Police officers force passengers to lie face down after firing tear gas when crowds trying to beat the curfew gathered at the Likoni ferry terminal in Mombasa, Kenya, 27 March, 2020. Photograph: AP
John-Allan Namu, Tess Riley
A nervous energy filled downtown Mombasa on the afternoon of 27 March. It was the first day of Kenya’s dusk-to-dawn curfew to curb the spread of Covid-19, and baton-wielding police were patrolling the streets of the coastal city as people rushed to get home. Confrontation was expected. Kenya’s police have a reputation for being heavy-handed even without the excuse of enforcing a nationwide curfew. But no one anticipated the brutality that was about to take place.
The centre of the violence was the Likoni ferry terminal. Huge crowds had built up as commuters tried to get on ferries which were running at lower capacity due to new social distancing rules.
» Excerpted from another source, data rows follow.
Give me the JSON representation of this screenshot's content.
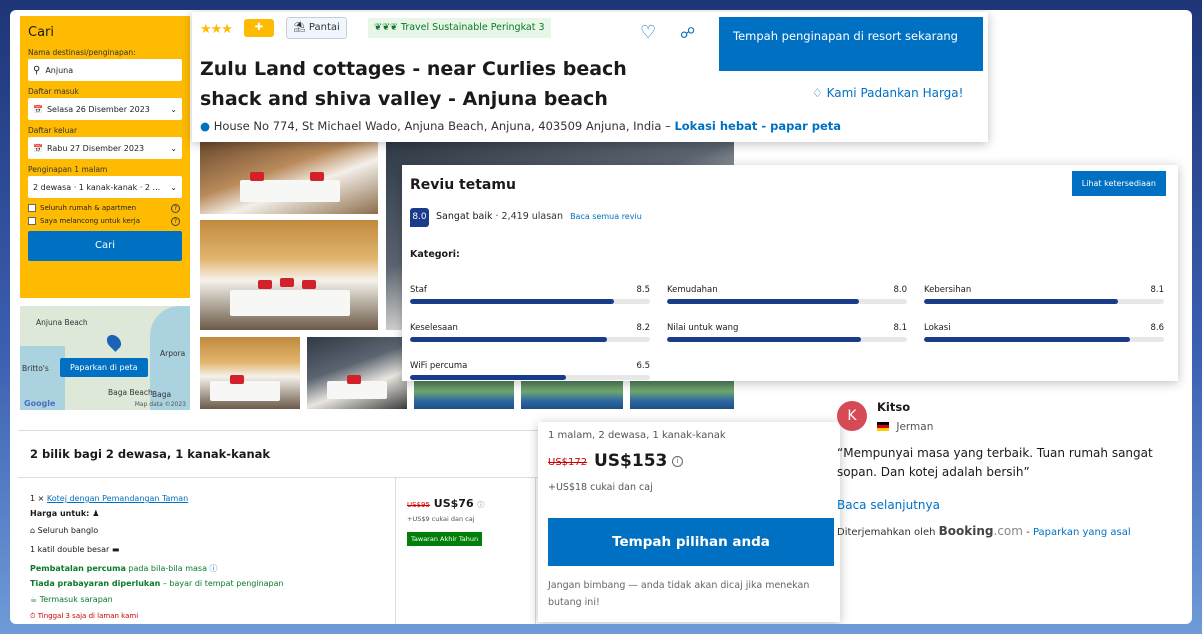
{
  "search": {
    "title": "Cari",
    "destination_label": "Nama destinasi/penginapan:",
    "destination_value": "Anjuna",
    "checkin_label": "Daftar masuk",
    "checkin_value": "Selasa 26 Disember 2023",
    "checkout_label": "Daftar keluar",
    "checkout_value": "Rabu 27 Disember 2023",
    "stay_label": "Penginapan 1 malam",
    "guests_value": "2 dewasa · 1 kanak-kanak · 2 ...",
    "option1": "Seluruh rumah & apartmen",
    "option2": "Saya melancong untuk kerja",
    "button": "Cari"
  },
  "map": {
    "label1": "Anjuna Beach",
    "label2": "Arpora",
    "label3": "Britto's",
    "label4": "Baga Beach",
    "label5": "Baga",
    "button": "Paparkan di peta",
    "brand": "Google",
    "attribution": "Map data ©2023"
  },
  "header": {
    "stars": "★★★",
    "thumbs": "👍+",
    "category": "Pantai",
    "sustainable": "Travel Sustainable Peringkat 3",
    "book_button": "Tempah penginapan di resort sekarang",
    "title": "Zulu Land cottages - near Curlies beach shack and shiva valley - Anjuna beach",
    "price_match": "Kami Padankan Harga!",
    "address": "House No 774, St Michael Wado, Anjuna Beach, Anjuna, 403509 Anjuna, India –",
    "location_link": "Lokasi hebat - papar peta"
  },
  "reviews": {
    "title": "Reviu tetamu",
    "availability_button": "Lihat ketersediaan",
    "score": "8.0",
    "score_label": "Sangat baik",
    "count": "· 2,419 ulasan",
    "read_all": "Baca semua reviu",
    "categories_title": "Kategori:",
    "categories": [
      {
        "name": "Staf",
        "value": "8.5"
      },
      {
        "name": "Kemudahan",
        "value": "8.0"
      },
      {
        "name": "Kebersihan",
        "value": "8.1"
      },
      {
        "name": "Keselesaan",
        "value": "8.2"
      },
      {
        "name": "Nilai untuk wang",
        "value": "8.1"
      },
      {
        "name": "Lokasi",
        "value": "8.6"
      },
      {
        "name": "WiFi percuma",
        "value": "6.5"
      }
    ]
  },
  "rooms": {
    "title": "2 bilik bagi 2 dewasa, 1 kanak-kanak",
    "qty": "1 ×",
    "room_name": "Kotej dengan Pemandangan Taman",
    "price_for": "Harga untuk:",
    "type": "Seluruh banglo",
    "bed": "1 katil double besar",
    "cancel_bold": "Pembatalan percuma",
    "cancel_rest": "pada bila-bila masa",
    "prepay_bold": "Tiada prabayaran diperlukan",
    "prepay_rest": "– bayar di tempat penginapan",
    "breakfast": "Termasuk sarapan",
    "scarcity": "Tinggal 3 saja di laman kami",
    "old_price": "US$95",
    "price": "US$76",
    "tax": "+US$9 cukai dan caj",
    "deal": "Tawaran Akhir Tahun"
  },
  "summary": {
    "occupancy": "1 malam, 2 dewasa, 1 kanak-kanak",
    "old_price": "US$172",
    "price": "US$153",
    "tax": "+US$18 cukai dan caj",
    "button": "Tempah pilihan anda",
    "note": "Jangan bimbang — anda tidak akan dicaj jika menekan butang ini!"
  },
  "testimonial": {
    "initial": "K",
    "name": "Kitso",
    "country": "Jerman",
    "quote": "“Mempunyai masa yang terbaik. Tuan rumah sangat sopan. Dan kotej adalah bersih”",
    "read_more": "Baca selanjutnya",
    "translated_by": "Diterjemahkan oleh",
    "brand_main": "Booking",
    "brand_suffix": ".com",
    "show_original": "Paparkan yang asal"
  },
  "colors": {
    "brand_blue": "#0071c2",
    "search_yellow": "#febb02",
    "score_navy": "#1a3a8a",
    "deal_green": "#008009"
  }
}
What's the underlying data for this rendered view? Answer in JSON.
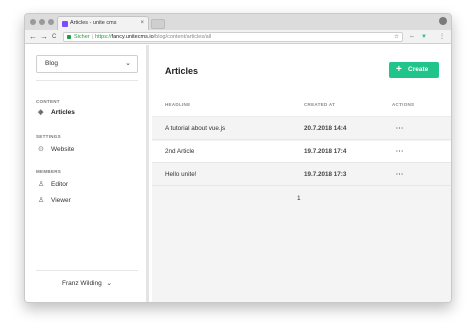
{
  "browser": {
    "tab_title": "Articles - unite cms",
    "tab_close": "×",
    "secure_label": "Sicher",
    "url_scheme": "https://",
    "url_host": "fancy.unitecms.io",
    "url_path": "/blog/content/articles/all",
    "back": "←",
    "forward": "→",
    "reload": "C",
    "star": "☆",
    "ext_icons": [
      "⇔",
      "▼",
      "⋮"
    ]
  },
  "sidebar": {
    "domain_select": "Blog",
    "sections": [
      {
        "title": "CONTENT",
        "items": [
          {
            "label": "Articles",
            "icon": "layers-icon",
            "glyph": "◈",
            "active": true
          }
        ]
      },
      {
        "title": "SETTINGS",
        "items": [
          {
            "label": "Website",
            "icon": "settings-icon",
            "glyph": "⊙",
            "active": false
          }
        ]
      },
      {
        "title": "MEMBERS",
        "items": [
          {
            "label": "Editor",
            "icon": "user-icon",
            "glyph": "♙",
            "active": false
          },
          {
            "label": "Viewer",
            "icon": "user-icon",
            "glyph": "♙",
            "active": false
          }
        ]
      }
    ],
    "user_name": "Franz Wilding",
    "user_chevron": "⌄"
  },
  "main": {
    "title": "Articles",
    "create_label": "Create",
    "create_plus": "+",
    "columns": {
      "headline": "HEADLINE",
      "created_at": "CREATED AT",
      "actions": "ACTIONS"
    },
    "rows": [
      {
        "headline": "A tutorial about vue.js",
        "created_at": "20.7.2018 14:4",
        "actions": "···"
      },
      {
        "headline": "2nd Article",
        "created_at": "19.7.2018 17:4",
        "actions": "···"
      },
      {
        "headline": "Hello unite!",
        "created_at": "19.7.2018 17:3",
        "actions": "···"
      }
    ],
    "page": "1"
  },
  "colors": {
    "accent": "#21c48a",
    "secure": "#1e9e3a"
  }
}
Suddenly, hordes of police officers in riot gear appeared. They threw teargas into the crowds, lashing out at innocent men, women and children and forcing them to the ground. Dozens were made to lie on top of one another while others sat choking, vomiting and rubbing their burning eyes.
In the following months, police unleashed a torrent of violence on Kenya. At least 15 people were killed by officers during the first nine weeks of curfew alone, according to Kenya’s Independent Policing Oversight Authority (IPOA). At least six additional deaths are also being investigated by the IPOA, as well as allegations of shootings, robbery, harassment and sexual assault by police officers.